B. Make two copies of the agreement, retaining one for the child's file and forwarding the other to the state department.
C. Complete the state prescribed form and assign a case number, indicating on the form that it is medical only.
D. Complete the Family and Children's Services-100 to obtain a Medicaid Card. E. Notify the foster care provider using the SS-4 Form that the child is eligible for Medicaid only from Colorado. In addition, advise the provider to notify the county department if foster care is stopped by the originating state or of any change of address.
F. Verify annually from the state of origin that the child is eligible for Medicaid. 7.203.33 Procedures for Children Eligible for Home and Community Based Services or Home Health Care Services A. The county department shall open a case Home and Community Based when an application for Home and Community Based Services (HCBS) or Home Health Care Services is completed. The county department shall provide services as required in Section 8.500 of the Department of Health Care Policy and Financing's Medical Assistance manual (10 CCR 2505-10) for children in Home and Community Based Services or Home Health Care Services Programs. B. The county department shall close the case on the Department's automated reporting system no later than the end of the month following the month that the child begins to receive services from the case management agency unless the child remains eligible for services under Program Areas 4 or 5.
7.203.4 CHILDREN WHOSE DISPOSITION IS NO LONGER REUNIFICATION WITH FAMILY Children for whom all efforts at reunification with the family are exhausted. The parent-child legal relationship may or may not be terminated.
7.203.41 Eligibility A. A child shall be eligible for services in this target group only if he/she has prior eligibility in another target group and has a permanent plan other than reunification. B. Children in this target group shall receive services as addressed in the placement services, legal guardianship, relinquishment, independent living, and adoption sections of these rules. Contact requirements for these children shall be in accordance with Section 7.001.6. These contacts shall be documented in the case file.
7.203.42 County Department Procedures A. The county department shall document in the case file all efforts at reunification for the children in this target group.
B. The county department shall ensure that the Family Services Plan contains a plan for permanent placement with a relative, adoption, legal guardianship/ permanent custody, or other planned permanent living arrangement, as appropriate (see Section 7.301.24, M). C. When the permanent plan is not adoption the county department shall document in the case file why adoption is not appropriate.
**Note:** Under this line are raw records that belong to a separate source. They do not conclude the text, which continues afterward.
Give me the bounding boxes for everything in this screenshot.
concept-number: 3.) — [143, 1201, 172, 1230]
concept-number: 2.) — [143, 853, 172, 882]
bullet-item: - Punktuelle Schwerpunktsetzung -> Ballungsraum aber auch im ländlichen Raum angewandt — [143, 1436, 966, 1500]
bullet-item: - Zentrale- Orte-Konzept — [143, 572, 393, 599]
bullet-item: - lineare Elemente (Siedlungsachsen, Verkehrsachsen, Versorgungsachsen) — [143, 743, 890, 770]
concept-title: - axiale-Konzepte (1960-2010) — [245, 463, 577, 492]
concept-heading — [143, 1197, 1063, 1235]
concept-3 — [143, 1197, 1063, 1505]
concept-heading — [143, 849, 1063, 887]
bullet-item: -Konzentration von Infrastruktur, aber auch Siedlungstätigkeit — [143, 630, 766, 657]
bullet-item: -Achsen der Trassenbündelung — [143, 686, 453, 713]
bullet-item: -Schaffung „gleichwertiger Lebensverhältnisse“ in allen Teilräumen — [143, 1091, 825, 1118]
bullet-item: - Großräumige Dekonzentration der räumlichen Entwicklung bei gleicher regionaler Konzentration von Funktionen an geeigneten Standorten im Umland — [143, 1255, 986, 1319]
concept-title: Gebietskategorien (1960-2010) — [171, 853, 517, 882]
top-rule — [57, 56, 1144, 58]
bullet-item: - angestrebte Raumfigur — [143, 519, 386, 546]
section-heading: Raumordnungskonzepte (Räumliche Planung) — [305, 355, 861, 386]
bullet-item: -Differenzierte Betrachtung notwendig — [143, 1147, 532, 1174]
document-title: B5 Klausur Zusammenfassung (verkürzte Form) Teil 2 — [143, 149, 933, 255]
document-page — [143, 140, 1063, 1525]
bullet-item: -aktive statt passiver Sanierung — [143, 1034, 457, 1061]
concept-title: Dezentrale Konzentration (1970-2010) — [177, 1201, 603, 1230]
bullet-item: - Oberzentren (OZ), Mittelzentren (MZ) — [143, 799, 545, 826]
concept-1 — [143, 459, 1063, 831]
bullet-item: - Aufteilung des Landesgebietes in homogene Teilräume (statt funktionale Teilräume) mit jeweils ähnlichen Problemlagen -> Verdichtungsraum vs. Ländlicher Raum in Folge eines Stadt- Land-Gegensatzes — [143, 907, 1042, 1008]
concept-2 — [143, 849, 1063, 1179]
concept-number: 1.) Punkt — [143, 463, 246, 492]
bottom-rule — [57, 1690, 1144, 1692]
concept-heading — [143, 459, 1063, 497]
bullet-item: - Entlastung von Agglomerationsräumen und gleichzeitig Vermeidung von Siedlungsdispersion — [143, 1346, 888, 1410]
7.203.5 YOUNG ADULTS WHO HAVE EMANCIPATED FROM FOSTER CARE Participation in Independent Living programs is voluntary for this population of emancipated young adults, ages 18 to 21, who were in out-of-home care on their 18 th birthday and who are in need of continuing support and services toward becoming self-sufficient.
7.203.51 Eligibility Emancipated young adults, ages 18 to 21, who were in out-of-home care on their 18 th birthday are eligible to receive independent living services to assist them as they continue the transition to adulthood. Services may include independent living assessment, case planning, transitional services, room and board, and other services as identified in the county Title IV-E Independent Living Plan (see Section 7.305).
7.203.52 County Department Procedures A. The county department of social services shall document in the case file the independent living services provided.
B. The county department of social services shall complete the Independent Living Plan as a part of the Family Services Plan.
C. Minimum contact requirements are to be determined by the participant and caseworker, but shall be quarterly, face-to-face, at a minimum to determine appropriateness of services and continued need of the participant.